The money will help preserve and conserve the High Plains Aquifer, “the largest, most economically important groundwater source in Kansas.”
The aquifer runs through eight states and supplies 70% to 80% of the water used by Kansans each day. Scientists say water levels have steadily declined, and the area faces several critical water-related issues.
The Kansas Department of Agriculture says the money will go to the Kansas High Plains Aquifer project. It will work with farmers and ranchers to reduce water use through conservation practices, like irrigation water management, cover crops, reduced tillage, and nutrient management.
The goal is to reduce water use in the five Kansas Groundwater Management Districts by 10%.
“This five-year project, built on a collaborative effort by KDA’s Division of Conservation, the Kansas Water Office, local groundwater management districts, non-governmental conservation groups, private landowners and irrigators, and others, will help implement increased conservation and water efficient practices across the High Plains Aquifer of Kansas,” KDA Secretary Mike Beam said in a news release. “I’m confident this voluntary incentive-based initiative will be a successful project.”
“Kansas farmers drive our state’s economic success, and water quality and quantity are a key part of that,” Governor Laura Kelly said. “This funding will accelerate our work to help more producers voluntarily implement practices that ensure Kansans have access to sustainable, reliable water sources for generations to come.”
The USDA money comes from its Natural Resources Conservation Service as part of the Regional Conservation Partnership Program.

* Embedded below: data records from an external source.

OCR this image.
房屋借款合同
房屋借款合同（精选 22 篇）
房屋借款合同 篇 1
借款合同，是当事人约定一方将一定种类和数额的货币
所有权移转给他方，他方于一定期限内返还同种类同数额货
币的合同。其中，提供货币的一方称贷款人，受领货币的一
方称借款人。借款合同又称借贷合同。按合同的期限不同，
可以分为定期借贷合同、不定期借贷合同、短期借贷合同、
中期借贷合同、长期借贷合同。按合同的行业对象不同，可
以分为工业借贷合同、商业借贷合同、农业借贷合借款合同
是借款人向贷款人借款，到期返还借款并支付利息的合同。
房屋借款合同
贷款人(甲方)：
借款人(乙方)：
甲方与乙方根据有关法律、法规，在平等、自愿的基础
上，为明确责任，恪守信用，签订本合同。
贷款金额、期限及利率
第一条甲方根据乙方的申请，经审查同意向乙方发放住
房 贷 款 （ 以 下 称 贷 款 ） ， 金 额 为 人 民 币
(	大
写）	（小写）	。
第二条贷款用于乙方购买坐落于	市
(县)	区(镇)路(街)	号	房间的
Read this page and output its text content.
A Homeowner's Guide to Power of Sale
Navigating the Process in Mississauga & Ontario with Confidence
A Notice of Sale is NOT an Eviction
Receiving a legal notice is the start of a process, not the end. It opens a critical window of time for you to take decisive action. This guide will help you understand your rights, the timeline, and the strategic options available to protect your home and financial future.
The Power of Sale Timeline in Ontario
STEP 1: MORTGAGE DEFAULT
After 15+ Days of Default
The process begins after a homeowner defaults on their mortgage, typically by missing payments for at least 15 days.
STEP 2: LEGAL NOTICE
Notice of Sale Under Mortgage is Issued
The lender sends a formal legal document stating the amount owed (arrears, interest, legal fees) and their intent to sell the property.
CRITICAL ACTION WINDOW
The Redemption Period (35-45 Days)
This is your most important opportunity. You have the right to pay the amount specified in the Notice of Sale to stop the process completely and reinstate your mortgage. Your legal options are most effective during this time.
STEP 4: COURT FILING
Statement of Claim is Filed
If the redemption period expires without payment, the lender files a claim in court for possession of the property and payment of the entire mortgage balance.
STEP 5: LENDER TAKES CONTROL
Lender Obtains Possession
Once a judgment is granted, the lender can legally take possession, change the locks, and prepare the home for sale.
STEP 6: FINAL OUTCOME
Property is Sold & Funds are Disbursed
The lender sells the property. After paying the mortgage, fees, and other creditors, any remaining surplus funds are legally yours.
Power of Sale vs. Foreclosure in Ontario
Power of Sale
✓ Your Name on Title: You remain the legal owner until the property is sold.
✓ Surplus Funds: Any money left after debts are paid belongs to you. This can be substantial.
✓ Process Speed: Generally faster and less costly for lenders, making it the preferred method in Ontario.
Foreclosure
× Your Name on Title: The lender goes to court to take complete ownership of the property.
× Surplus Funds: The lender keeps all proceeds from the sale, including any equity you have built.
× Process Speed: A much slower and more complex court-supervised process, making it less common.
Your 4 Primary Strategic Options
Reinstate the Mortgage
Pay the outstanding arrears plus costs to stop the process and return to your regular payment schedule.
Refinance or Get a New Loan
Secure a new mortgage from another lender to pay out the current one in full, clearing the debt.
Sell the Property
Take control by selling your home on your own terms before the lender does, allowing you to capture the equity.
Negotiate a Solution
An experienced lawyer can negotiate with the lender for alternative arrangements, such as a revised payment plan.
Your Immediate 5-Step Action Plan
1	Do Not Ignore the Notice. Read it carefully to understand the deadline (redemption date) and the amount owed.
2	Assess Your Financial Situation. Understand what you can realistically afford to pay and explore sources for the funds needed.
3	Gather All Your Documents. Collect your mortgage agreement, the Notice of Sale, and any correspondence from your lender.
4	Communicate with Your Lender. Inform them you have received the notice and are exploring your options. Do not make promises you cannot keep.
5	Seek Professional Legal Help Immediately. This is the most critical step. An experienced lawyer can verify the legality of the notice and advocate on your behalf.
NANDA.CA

In all, the USDA awarded $1.7 billion to projects across the country.
Another one of the award winners has a project that will affect Kansas. The USDA awarded Ducks Unlimited $10 million for the Kansas-Nebraska Wetland Initiative. The goal of the project is to create, restore and protect wetland and riparian barriers. It will tackle inadequate habitat for fish and other wildlife, degraded plant conditions, and flood and drought areas.